Włodarze klubu nie ukrywali satysfakcji po piątkowej próbie generalnej, jaką był otwarty trening pierwszej drużyny na stadionie Camp Nou. 23 tysiące widzów nie spowodowało żadnych poważniejszych incydentów, a wszystko poszło zgodnie z planem. Joan Sentelles, dyrektor Espai Barca i szef projektu budowlanego, wyraził zadowolenie z faktu, że pierwszy oficjalny mecz odbędzie się za kilkanaście dni, dokładnie 22 listopada przeciwko Athletic Bilbao.
"Myślę, że nie będziemy mieli większych trudności w osiągnięciu naszego wspólnego celu – powrotu na stadion 22 listopada. Przedstawiciele ratusza są bardzo zadowoleni z zakończenia fazy 1B. Trzeba sprawdzić wszystko: schody, poręcze, systemy ewakuacyjne. Dzisiaj przekonaliśmy się, że wszystko działa naprawdę dobrze" – powiedział Sentelles w programie „Tot Costa” w Catalunya Radio.
Podkreślił, że jeśli chodzi o uporządkowane wyjście kibiców z obiektu w przypadku ewakuacji. Próby wypadły pomyślnie. "Cel, czyli skrócenie czasu z 12 do ośmiu minut jest rzeczywisty, a nie tylko symulowany" - zaznaczył.
W październiku kataloński klub otrzymał pozwolenie na organizowanie meczów na stadionie Camp Nou z maksymalną liczbą widzów na trybunach – do 25 991 osób. Jednak przed powrotem do rozgrywania spotkań o stawkę Barcelona chce najpierw uzyskać pozwolenie na zwiększenie jego pojemności do 45 401 widzów. W tym celu konieczne jest uzyskanie odpowiedniej licencji od władz miejskich.
Przebudowa Camp Nou rozpoczęła się w czerwcu 2023 roku, a jej koszt wyniesie około 1,2 miliarda euro. Po modernizacji pojemność obiektu zwiększy się z niespełna 99 354 do 105 000 miejsc. Camp Nou będzie największym stadionem w Europie i największym typowo piłkarskim na świecie, przynajmniej do chwili otwarcia nowej areny w Casablance (115 000).
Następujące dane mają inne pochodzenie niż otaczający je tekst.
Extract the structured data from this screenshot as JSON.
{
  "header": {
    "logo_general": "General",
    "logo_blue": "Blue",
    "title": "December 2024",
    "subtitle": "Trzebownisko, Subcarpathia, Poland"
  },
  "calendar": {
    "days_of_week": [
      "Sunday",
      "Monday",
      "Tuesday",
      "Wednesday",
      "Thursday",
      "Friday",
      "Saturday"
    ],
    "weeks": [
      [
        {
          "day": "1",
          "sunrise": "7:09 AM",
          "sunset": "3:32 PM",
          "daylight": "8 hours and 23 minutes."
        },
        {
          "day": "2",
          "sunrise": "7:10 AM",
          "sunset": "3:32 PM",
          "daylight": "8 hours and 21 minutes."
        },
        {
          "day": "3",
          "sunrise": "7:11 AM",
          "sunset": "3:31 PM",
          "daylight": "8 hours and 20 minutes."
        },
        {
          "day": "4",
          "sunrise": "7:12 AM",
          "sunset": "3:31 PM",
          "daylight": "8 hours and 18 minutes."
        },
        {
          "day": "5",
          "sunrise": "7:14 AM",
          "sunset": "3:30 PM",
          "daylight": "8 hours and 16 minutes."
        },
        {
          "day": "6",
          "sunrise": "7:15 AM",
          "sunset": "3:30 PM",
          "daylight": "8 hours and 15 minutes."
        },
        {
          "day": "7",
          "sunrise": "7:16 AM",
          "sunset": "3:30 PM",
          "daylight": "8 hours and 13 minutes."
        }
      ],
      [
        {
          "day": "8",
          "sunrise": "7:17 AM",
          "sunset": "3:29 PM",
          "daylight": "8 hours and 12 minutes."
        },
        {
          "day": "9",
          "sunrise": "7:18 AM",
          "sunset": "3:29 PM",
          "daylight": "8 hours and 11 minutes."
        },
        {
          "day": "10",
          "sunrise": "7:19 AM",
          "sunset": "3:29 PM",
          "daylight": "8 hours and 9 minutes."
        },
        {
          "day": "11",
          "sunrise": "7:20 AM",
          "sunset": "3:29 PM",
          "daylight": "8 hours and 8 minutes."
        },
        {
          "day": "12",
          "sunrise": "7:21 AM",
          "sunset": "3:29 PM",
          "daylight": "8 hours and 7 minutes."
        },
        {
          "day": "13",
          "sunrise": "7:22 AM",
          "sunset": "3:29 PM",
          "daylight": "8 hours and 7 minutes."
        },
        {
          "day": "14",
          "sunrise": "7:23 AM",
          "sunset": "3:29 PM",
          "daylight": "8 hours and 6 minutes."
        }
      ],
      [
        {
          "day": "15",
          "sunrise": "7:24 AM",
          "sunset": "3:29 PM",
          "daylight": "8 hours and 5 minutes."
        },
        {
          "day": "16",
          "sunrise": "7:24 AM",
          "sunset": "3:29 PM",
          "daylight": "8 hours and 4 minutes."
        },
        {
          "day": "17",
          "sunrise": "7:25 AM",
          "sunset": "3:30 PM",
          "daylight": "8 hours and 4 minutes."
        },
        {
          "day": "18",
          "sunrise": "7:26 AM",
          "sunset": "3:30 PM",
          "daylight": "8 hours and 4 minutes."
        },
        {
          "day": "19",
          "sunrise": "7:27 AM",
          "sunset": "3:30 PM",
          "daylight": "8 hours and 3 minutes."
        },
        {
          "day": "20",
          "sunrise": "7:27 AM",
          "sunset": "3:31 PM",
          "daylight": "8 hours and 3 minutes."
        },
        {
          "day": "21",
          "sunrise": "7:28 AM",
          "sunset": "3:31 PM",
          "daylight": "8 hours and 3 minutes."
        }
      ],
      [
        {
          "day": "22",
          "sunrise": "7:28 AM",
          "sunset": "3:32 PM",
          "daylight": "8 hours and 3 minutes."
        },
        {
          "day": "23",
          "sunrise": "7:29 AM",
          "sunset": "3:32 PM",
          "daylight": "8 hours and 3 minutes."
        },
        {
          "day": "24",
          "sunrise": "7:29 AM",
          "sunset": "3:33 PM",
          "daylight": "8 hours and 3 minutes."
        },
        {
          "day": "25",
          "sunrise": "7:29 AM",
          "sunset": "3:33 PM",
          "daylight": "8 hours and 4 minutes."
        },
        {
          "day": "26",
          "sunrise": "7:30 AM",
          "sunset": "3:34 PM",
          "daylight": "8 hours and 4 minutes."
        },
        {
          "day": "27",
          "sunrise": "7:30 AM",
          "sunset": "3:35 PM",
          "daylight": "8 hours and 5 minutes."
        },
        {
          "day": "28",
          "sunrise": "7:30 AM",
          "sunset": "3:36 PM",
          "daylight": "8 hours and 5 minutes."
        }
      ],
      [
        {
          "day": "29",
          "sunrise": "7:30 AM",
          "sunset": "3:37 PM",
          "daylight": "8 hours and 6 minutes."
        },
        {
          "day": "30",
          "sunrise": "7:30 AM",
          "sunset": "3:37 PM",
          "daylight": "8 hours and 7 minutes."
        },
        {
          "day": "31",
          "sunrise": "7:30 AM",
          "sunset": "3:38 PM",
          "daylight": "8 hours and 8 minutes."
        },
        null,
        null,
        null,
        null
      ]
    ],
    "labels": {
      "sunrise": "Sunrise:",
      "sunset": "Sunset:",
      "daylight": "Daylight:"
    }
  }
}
Od początku sezonu 2023/24 kataloński klub korzysta z należącego do miasta Stadionu Olimpijskiego, który może pomieścić 55 000 widzów.
Barcelona, której piłkarzami są Robert Lewandowski i Wojciech Szczęsny, jest po 11 kolejkach wiceliderem hiszpańskiej LaLiga. Zgromadziła 25 punkty, o pięć mniej od Realu Madryt, z którym przegrała niedawno na wyjeździe w El Clasico 1:2.